After seeing other plug-ins or parts of plug-ins that attempted to do more or a lot more and were abandoned, I was very pleased to run across this one, first through a google search that led me to the developer's blog, and then finally to the WordPress plug-in. I'm not sure why it hadn't found it earlier - could have to do with keywords in the plug-in description.
So, I'm giving it four stars because it works as advertised, and because I had been on the verge of giving up on the project of creating an automatic or semi-automatic Twitter digest, or kludging together bits and pieces of different ones. However, I agree with the earlier reviewer that it would benefit for more settings options and perhaps from a template-based approach to formatting the output, and I also encountered some difficulties or unclarities during installation that would be worth clearing up.
For now, I've hacked the main file to add additional css classes, while trying to preserve the plug-in's naming style.
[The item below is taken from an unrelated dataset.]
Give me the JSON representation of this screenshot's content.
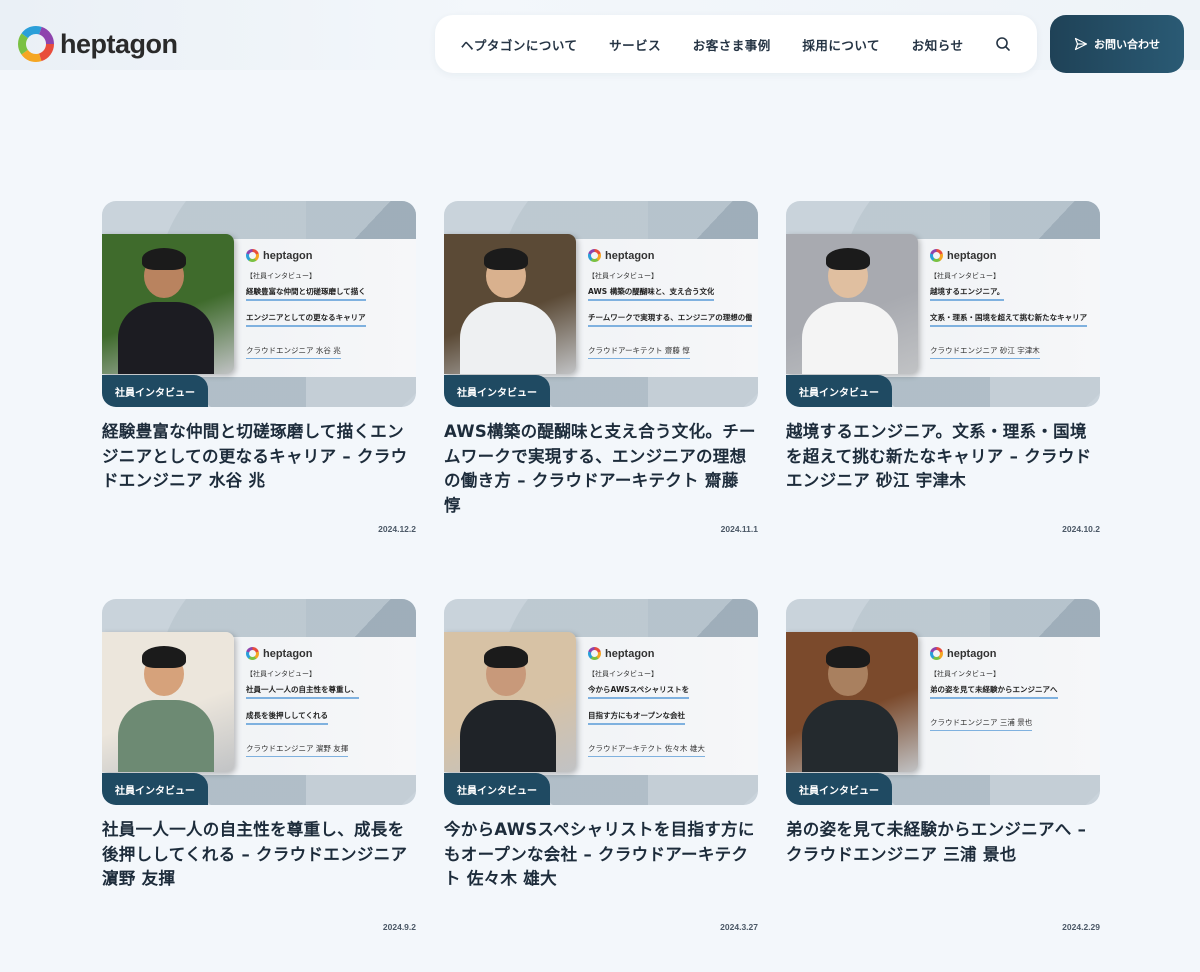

I'll suggest at least that much of a change to the developer and sees if he feels like implementing it.
On installation I encountered two problems: 1) Conflicts with other plug-ins using variations on the same OAuth routine borrowed, apparently, from Twitter Tools; 2) problems with setting up the necessary Twitter App that were further complicated by recent Twitter policy changes that will affect a minority of users without a Twitter-white-listed mobile phone number.
On #1, I didn't need the conflict-causing plug-ins, so de-activated them, but it could be that the class that can't be "re-declared" could be written in a way that avoids conflict instead.
I bring up the second problem less because I expect a lot of other people to run into it specifically (for all I know Twitter itself will modify its policy sensibly by the time I'm done writing this review), than because it touches on an issue that the developer brings up in his notes. He suggests, but unclearly describes a method for people setting up the application with other runs running. I found that I could simply re-use a working Twitter authentication code for a different app. Fingers crossed that it doesn't go away.
Well, didn't mean to write this much: My main message is, great plug-in, and I look forward to working with it further.